Privacy Policy
Effective date: April 2026
This policy explains how your personal data is collected, used, and protected when you use masry.page. I want to be straightforward about what data I collect, why I collect it, and what control you have over it.
Who is responsible for your data
masry.page is operated by Mohamed Elmasry in a personal capacity, based in the United Kingdom. I am the data controller for the purposes of UK data protection law (UK GDPR).
You can reach me at the contact form for any data-related questions or requests.
What data I collect
I collect different types of data depending on how you interact with the site:
When you create an account
- Email address— provided by you directly (magic link sign-in) or via Google OAuth
- Name— provided via Google OAuth or entered by you
- Profile image— provided via Google OAuth (if available)
When you use the site
- Session tokens— used to keep you signed in
- List memberships— which content lists or groups you belong to
- Subscriber records— if you subscribe to updates, your email and subscription preferences
What I do not collect
I do not use analytics or tracking cookies. I do not collect browsing behaviour, IP addresses for profiling, or location data. There are no third-party advertising trackers on this site.
Why I collect this data
| Purpose | Data used | Legal basis |
|---|---|---|
| Account access and authentication | Email, name, profile image, session tokens | Legitimate interest (providing the service you signed up for) |
| Gated content access | Email, list memberships | Legitimate interest (delivering content to registered members) |
| Marketing emails and updates | Email, subscriber records | Consent (you actively opt in) |
Third-party services that process your data
I use a small number of trusted services to run this site. Each one processes only the data necessary for its function:
| Service | Role | Location |
|---|---|---|
| Neon | Database (stores accounts, sessions, memberships) | United States |
| Vercel | Website hosting and serverless functions | Global (edge network) |
| Resend | Transactional email (magic links, notifications) | United States |
| OAuth authentication provider | United States |
International data transfers
Your data may be transferred to and processed in the United States by the services listed above. These transfers are protected under the UK Extension to the EU-US Data Privacy Framework, which provides adequate safeguards for the transfer of personal data from the UK to certified US organisations.
How long I keep your data
| Data type | Retention period |
|---|---|
| Session tokens | 30 days (then automatically expired) |
| Magic link tokens | 15 minutes (then automatically deleted) |
| Active accounts | As long as you use the service |
| Inactive accounts | Deleted after 12 months of inactivity, with advance notice sent to your email |
Cookies
This site uses only two cookies, both strictly necessary for the site to function. No consent banner is required for these because they are essential to the service.

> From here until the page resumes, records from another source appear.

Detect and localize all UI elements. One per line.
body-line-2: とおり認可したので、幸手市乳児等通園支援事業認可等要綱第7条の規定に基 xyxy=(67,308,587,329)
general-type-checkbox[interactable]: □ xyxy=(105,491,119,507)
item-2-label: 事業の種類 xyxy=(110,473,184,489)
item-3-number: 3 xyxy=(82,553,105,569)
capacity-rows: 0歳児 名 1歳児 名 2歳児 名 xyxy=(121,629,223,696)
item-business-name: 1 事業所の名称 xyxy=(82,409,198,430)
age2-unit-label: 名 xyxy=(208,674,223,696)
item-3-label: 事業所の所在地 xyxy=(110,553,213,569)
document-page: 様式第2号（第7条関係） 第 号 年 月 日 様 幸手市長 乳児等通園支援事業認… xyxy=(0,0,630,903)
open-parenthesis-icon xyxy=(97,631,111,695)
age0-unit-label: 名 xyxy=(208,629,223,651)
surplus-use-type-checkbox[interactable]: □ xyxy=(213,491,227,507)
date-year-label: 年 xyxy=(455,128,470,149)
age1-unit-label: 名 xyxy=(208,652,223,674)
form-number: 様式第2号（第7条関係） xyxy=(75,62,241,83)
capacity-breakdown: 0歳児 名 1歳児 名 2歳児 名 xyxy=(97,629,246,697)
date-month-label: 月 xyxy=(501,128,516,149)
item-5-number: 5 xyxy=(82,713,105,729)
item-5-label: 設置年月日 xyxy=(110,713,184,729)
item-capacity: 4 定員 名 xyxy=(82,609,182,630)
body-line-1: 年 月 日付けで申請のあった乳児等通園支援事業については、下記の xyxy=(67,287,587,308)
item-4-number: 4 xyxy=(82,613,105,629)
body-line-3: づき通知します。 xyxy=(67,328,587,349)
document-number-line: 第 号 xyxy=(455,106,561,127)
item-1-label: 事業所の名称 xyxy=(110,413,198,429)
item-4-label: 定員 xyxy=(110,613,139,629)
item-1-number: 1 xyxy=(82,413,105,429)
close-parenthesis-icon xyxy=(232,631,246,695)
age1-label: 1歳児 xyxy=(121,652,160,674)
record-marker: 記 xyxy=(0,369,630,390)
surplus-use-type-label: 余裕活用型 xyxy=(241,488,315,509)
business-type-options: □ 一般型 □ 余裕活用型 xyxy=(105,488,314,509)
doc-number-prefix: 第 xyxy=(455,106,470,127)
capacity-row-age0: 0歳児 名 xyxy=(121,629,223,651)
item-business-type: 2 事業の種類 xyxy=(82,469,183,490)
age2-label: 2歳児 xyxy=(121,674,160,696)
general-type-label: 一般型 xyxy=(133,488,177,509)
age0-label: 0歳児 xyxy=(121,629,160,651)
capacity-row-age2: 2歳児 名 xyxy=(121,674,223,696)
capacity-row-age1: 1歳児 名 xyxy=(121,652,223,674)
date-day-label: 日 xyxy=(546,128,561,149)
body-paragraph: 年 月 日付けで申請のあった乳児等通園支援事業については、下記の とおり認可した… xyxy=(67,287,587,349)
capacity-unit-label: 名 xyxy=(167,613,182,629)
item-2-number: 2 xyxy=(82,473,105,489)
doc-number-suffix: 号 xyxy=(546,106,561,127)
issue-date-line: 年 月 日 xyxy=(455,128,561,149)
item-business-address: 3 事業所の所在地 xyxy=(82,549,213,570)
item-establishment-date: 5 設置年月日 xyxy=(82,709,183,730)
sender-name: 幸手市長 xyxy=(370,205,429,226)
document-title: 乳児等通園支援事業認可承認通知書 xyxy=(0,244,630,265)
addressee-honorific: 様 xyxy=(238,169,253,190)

| Cookie | Purpose | Duration |
|---|---|---|
authjs.session-token | Keeps you signed in across pages | 30 days |
authjs.csrf-token | Protects against cross-site request forgery | Session (cleared when you close your browser) |
There are no analytics, advertising, or tracking cookies. See the full Cookie Notice for more detail.
Your rights
Under UK data protection law, you have the right to:
- Access— request a copy of the personal data I hold about you
- Portability— receive your data in a structured, machine-readable format
- Erasure— ask me to delete your account and all associated data
- Rectification— correct any inaccurate personal data
- Restriction— ask me to limit how I process your data
- Objection— object to processing based on legitimate interest
- Withdraw consent— for marketing emails, you can unsubscribe at any time
To exercise any of these rights, email me at the contact form. I will respond within 30 days.
Right to complain
If you are not satisfied with how I handle your data, you have the right to lodge a complaint with the Information Commissioner's Office (ICO), the UK's data protection authority.
Children
This site is not directed at anyone under the age of 16. I do not knowingly collect data from children. If you believe a child has provided me with personal data, please contact me and I will delete it promptly.
Changes to this policy
I may update this policy from time to time. Material changes will be communicated by a notice on the site. The effective date at the top of this page will always reflect the latest version.